The interaction between the ABO histo-blood group and placental malaria could relate to generic mechanisms affecting P.falciparum infection. For example the differential affinity of each phenotype for A.gambiae [35], or antigen sharing between ABO phenotypes and P.falciparum leading to changes in immune response [36], or an association with Glycophorin A (GPA) which is an important determinant for P.falciparum entry into the red cell through GPA sialic acid, as ABH antigens have been described in the O-glycans of glycophorin A [37]. In addition ABO phenotypes differ in sialic acid content and composition, with group O showing the highest membrane content, but a lower percentage of sialoglycoproteins [38].

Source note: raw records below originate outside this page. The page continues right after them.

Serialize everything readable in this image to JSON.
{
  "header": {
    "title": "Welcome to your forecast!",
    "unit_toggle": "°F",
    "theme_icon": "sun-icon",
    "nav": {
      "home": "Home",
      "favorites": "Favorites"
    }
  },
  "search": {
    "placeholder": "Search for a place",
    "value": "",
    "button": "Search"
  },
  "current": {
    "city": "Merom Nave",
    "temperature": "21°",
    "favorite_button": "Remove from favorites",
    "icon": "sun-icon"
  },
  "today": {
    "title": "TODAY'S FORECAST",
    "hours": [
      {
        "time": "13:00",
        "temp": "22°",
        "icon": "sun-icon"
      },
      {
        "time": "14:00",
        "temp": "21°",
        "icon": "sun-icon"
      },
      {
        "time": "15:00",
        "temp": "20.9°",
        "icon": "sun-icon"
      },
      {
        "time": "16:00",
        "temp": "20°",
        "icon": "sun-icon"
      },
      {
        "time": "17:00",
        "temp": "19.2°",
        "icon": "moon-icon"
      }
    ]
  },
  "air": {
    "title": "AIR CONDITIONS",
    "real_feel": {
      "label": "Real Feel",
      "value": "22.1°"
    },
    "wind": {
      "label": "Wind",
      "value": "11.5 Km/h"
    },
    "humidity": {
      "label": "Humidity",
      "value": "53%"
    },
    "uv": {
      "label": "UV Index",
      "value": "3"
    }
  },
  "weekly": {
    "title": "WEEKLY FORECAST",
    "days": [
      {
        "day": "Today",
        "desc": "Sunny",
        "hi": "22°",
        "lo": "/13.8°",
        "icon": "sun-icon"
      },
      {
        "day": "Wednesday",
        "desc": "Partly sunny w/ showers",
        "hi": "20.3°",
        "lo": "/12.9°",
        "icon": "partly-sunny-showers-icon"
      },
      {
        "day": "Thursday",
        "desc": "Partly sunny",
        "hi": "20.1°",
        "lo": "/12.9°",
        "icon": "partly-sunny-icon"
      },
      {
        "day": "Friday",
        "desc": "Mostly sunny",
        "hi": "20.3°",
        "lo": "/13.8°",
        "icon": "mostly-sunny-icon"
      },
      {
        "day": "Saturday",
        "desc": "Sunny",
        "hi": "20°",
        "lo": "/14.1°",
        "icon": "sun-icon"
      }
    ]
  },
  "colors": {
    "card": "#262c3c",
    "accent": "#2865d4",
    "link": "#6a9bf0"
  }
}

It is well known that host genetic factors modulate the risk and severity of infection. In most cases these are genetic variants with subtle effects on the regulation or function of specific mediators which are often difficult to demonstrate in epidemiological studies [39]. As there is increasing evidence that cell adhesion plays a decisive role in placental malaria pathophysiology, it is clear that cell surface glycans, such as the ABO and related antigens which have special relevance in reproductive biology, could modulate some of those specific cell interactions. Their association with placental malaria risk, birth outcomes and parity related susceptibility, provides a new insight into these interactions and into the role of glycosylation and host-specific genetic factors in placental malaria.